Un inconnu ne pourrait pas adhérer à un groupe du jour au lendemain, le futur candidat a sans le savoir déjà été mis à l'épreuve, observé dans les mouvements locaux. Il y a donc toujours un long processus préparatoire avec des actions intermédiaires entre les deux mondes. Le passage d'un monde à l'autre a les apparences de la brutalité parce que les circonstances obligent souvent à la décision.

Mais qui prend la décision ? C'est là le plus étonnant car les différents témoignages semblent montrer que c'est rarement le sujet concerné qui choisit ; certains d'entre eux disent "on a choisi pour moi", ils se demandent parfois s'ils n'ont pas été manipulés, préparés au passage. Il y a très souvent un événement déterminant qui joue le rôle de détonateur, qu'il s'agisse d'un événement extérieur au sujet mais concernant son groupe de pensée (par exemple la mort d'un militant), ou d'un événement concernant le sujet lui-même, le plus souvent en participant ou en étant complice d'un acte illégal.
Il y a dans ce "passage" à la clandestinité un aspect très "initiatique", dans la mesure où il y a instauration d'un sens de progression, un avant et un après, un après qui ne sera jamais plus comme avant. Ce passage semble assez souvent marqué par une épreuve dont il faut sortir victorieux, au cours de laquelle il faut avoir vaincu sa peur et abandonné ce qui pouvait encore relier l'impétrant au monde bourgeois. Cet acte est là dans sa mémoire pour lui rappeler que le retour en arrière est impossible et qu'il ne doit avoir que du mépris pour l'homme ou la femme qu'il était avant, quand il avait sa double appartenance, bourgeoise et révolutionnaire; Il est maintenant recouvert du vêtement de pureté, il va pouvoir exercer son action d'ange exterminateur en toute quiétude morale. Ceci est un aspect supplémentaire qui rapproche le clandestin des fonctionnements sociaux primitifs.
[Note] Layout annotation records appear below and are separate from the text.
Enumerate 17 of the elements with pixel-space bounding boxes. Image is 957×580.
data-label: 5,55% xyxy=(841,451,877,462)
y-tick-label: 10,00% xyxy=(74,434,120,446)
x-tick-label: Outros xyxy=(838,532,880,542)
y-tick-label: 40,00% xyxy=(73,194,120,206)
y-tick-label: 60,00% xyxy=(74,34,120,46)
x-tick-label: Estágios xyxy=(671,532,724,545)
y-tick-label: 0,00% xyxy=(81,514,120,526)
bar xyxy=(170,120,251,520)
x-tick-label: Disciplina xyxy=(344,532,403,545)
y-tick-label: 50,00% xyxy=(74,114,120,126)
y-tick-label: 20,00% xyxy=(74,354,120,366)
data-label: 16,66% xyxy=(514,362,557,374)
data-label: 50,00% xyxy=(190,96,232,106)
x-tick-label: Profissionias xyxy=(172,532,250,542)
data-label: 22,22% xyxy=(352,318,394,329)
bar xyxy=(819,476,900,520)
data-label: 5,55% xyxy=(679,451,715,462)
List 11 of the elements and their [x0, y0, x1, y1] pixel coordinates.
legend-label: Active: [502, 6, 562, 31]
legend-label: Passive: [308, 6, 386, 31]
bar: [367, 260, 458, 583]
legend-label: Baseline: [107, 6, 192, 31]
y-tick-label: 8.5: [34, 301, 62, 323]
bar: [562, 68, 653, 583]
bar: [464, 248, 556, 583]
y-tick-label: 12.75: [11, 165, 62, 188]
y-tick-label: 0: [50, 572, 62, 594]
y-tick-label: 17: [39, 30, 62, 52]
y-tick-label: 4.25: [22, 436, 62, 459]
Mara et les autres p 130 :
"Dans la lutte armée, il n'y a plus d'ambiguité, il n'y a pas de route pour revenir. C'est la seule façon de donner de l'épaisseur à ton refus profond."
p 147 :
"Mais lorsque tu es clandestine, comment peux-tu dire "ça suffit, maintenant je m'en vais, au revoir, salut".
p 150 :
"Il est par contre beaucoup plus facile d'y entrer, tu n'est pas obligé de décider de faire partie de la lutte armée. Il s'agit le plus souvent d'un engagement progressif, d'une pression morale, d'une sorte de mouvement en spirale qui déboucherait sur ton accord. Un pas après l'autre. Tu peux commencer par héberger quelqu'un, ensuite tu es impliquée dans des actions toujours plus lourdes, tu y es jusqu'au cou, dans un espace qui te presse toujours plus".